Synopsis Prints in Paris 1900 by : Fleur Roos Rosa de Carvalho

"The French fin de siècle (1890-1905) was the most famous period in the art of printmaking. Pierre Bonnard, Alexandre Steinlen and Henri de Toulouse-Lautrec, among others, experimented intensively with the new printing techniques, with striking and beautiful results. The greatest innovation of these artists was the way they applied their talent to every level of the market: from deluxe proofs for the elite, especially for collectors, to applied graphic work for a broader audience. The reader of the book will be welcomed into these worlds from high art to art for 'the street'. The attractively designed book will be richly illustrated with fine examples of posters, sheet music and magazine illustrations, as well as the most exclusive and luxury collector's editions. The Van Gogh Museum with its fine and broad collection of 1,800 prints is a world renowned centre of research for Van Gogh and for his times and contemporaries.
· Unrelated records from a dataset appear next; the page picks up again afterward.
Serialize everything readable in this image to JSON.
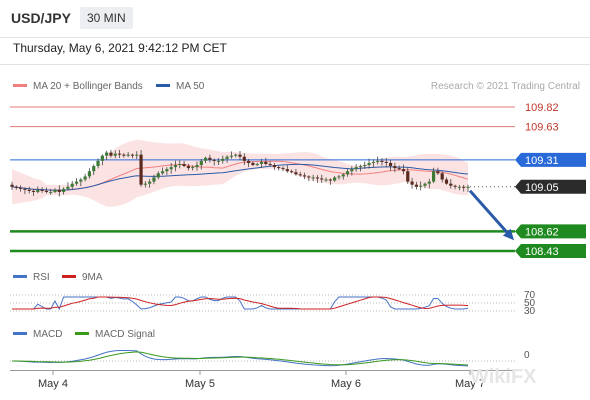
{
  "header": {
    "symbol": "USD/JPY",
    "timeframe": "30 MIN",
    "datetime": "Thursday, May 6, 2021 9:42:12 PM CET"
  },
  "legend": {
    "ma20_label": "MA 20 + Bollinger Bands",
    "ma50_label": "MA 50",
    "copyright": "Research © 2021 Trading Central",
    "ma20_color": "#f08080",
    "ma50_color": "#2a5aa8"
  },
  "rsi_legend": {
    "rsi_label": "RSI",
    "ma_label": "9MA",
    "rsi_color": "#4472c4",
    "ma_color": "#cc2222"
  },
  "macd_legend": {
    "macd_label": "MACD",
    "signal_label": "MACD Signal",
    "macd_color": "#4472c4",
    "signal_color": "#3a9a1a"
  },
  "watermark": "WikiFX",
  "chart_data": {
    "type": "candlestick",
    "ylim": [
      108.35,
      109.9
    ],
    "x_ticks": [
      "May 4",
      "May 5",
      "May 6",
      "May 7"
    ],
    "close_series": [
      109.05,
      109.04,
      109.03,
      109.02,
      109.01,
      109.0,
      109.02,
      109.01,
      109.0,
      109.0,
      109.02,
      109.0,
      109.03,
      109.05,
      109.08,
      109.1,
      109.12,
      109.15,
      109.2,
      109.25,
      109.3,
      109.35,
      109.38,
      109.35,
      109.37,
      109.36,
      109.35,
      109.36,
      109.35,
      109.36,
      109.07,
      109.08,
      109.1,
      109.14,
      109.18,
      109.2,
      109.22,
      109.24,
      109.26,
      109.27,
      109.25,
      109.23,
      109.24,
      109.26,
      109.3,
      109.33,
      109.31,
      109.3,
      109.3,
      109.32,
      109.34,
      109.35,
      109.36,
      109.34,
      109.3,
      109.28,
      109.26,
      109.27,
      109.29,
      109.27,
      109.26,
      109.24,
      109.23,
      109.22,
      109.2,
      109.19,
      109.17,
      109.16,
      109.15,
      109.14,
      109.14,
      109.13,
      109.12,
      109.12,
      109.11,
      109.14,
      109.15,
      109.17,
      109.2,
      109.22,
      109.24,
      109.25,
      109.26,
      109.28,
      109.29,
      109.3,
      109.29,
      109.28,
      109.25,
      109.23,
      109.22,
      109.2,
      109.1,
      109.07,
      109.05,
      109.06,
      109.08,
      109.1,
      109.2,
      109.18,
      109.12,
      109.08,
      109.06,
      109.05,
      109.05,
      109.04,
      109.05
    ],
    "levels": [
      {
        "label": "109.82",
        "value": 109.82,
        "style": "resistance"
      },
      {
        "label": "109.63",
        "value": 109.63,
        "style": "resistance"
      },
      {
        "label": "109.31",
        "value": 109.31,
        "style": "ma50"
      },
      {
        "label": "109.05",
        "value": 109.05,
        "style": "last"
      },
      {
        "label": "108.62",
        "value": 108.62,
        "style": "target"
      },
      {
        "label": "108.43",
        "value": 108.43,
        "style": "target"
      }
    ],
    "rsi_levels": [
      "70",
      "50",
      "30"
    ],
    "macd_level": "0",
    "forecast_arrow": {
      "from": 109.05,
      "to": 108.5,
      "color": "#2a5aa8"
    }
  }
}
Vincent van Gogh (1853-1890) is often considered to be a genius in a class of his own, an exceptional self-taught painter who paid little attention to the art world around him. In reality, Van Gogh learned extensively from others, exchanged ideas with his contemporaries, and often made use of prevailing methods and techniques to hone his skills. The culmination of an extensive research project undertaken by the Van Gogh Museum, this extraordinary book explores the workmanship behind his artistry. Essays address how he practiced his skills and adopted various sketching and painting techniques; acquired information about materials; learned about the physical characteristics of canvasses, paint, paper, chalk, and other materials; and how he approached working on paper and canvas. Showing his work alongside that of other artists demonstrates the degree to which he followed examples set by his contemporaries. Alongside the examination of Van Gogh's working methods, contributors look at the work and research of modern conservators." -- provided by publisher.

The Cultural Uses of Print in Early Modern France

The Cultural Uses of Print in Early Modern France
Author :
Publisher : Princeton University Press
Total Pages : 368
Release :
ISBN-10 : 9780691196190
ISBN-13 : 0691196192
Rating : 4/5 (90 Downloads)

Synopsis The Cultural Uses of Print in Early Modern France by : Roger Chartier

The first book-length presentation of Roger Chartier's work in English, this volume provides a vivid example of the new directions of cultural history in France. These essays probe the impact of printing on all social classes of the ancien regime and reveal the surprising range of ways in which texts and pictures were used by audiences with different levels of literacy. Professor Chartier demonstrates that those who attempted to regulate behavior and thought on behalf of church or state, for example, were well aware of the wide influence of the printed word. He finds fascinating evidence of fundamental processes of social control in texts such as the guides to a good death or the treatises on norms of civility, rules that originated at court but that were eventually appropriated in various forms by society as a whole. Essays on the evolution on the fete, on the cahiers de doleances of 1789, and on the early paperback genre known as the Bibliotheque bleue complete the picture of what people read and why and of what was published and what influenced the publishers. These essays offer a critical reappraisal of the complex connections between the new culture of print and the oral and ritual-oriented forms of traditional culture. The reader will discover essential patterns of the cultural evolution of France from the sixteenth to the eighteenth centuries. Roger Chartier is Director of Studies, Ecole des Hautes Etudes en Sciences Sociales in Paris. Originally published in 1988. The Princeton Legacy Library uses the latest print-on-demand technology to again make available previously out-of-print books from the distinguished backlist of Princeton University Press. These editions preserve the original texts of these important books while presenting them in durable paperback and hardcover editions. The goal of the Princeton Legacy Library is to vastly increase access to the rich scholarly heritage found in the thousands of books published by Princeton University Press since its founding in 1905.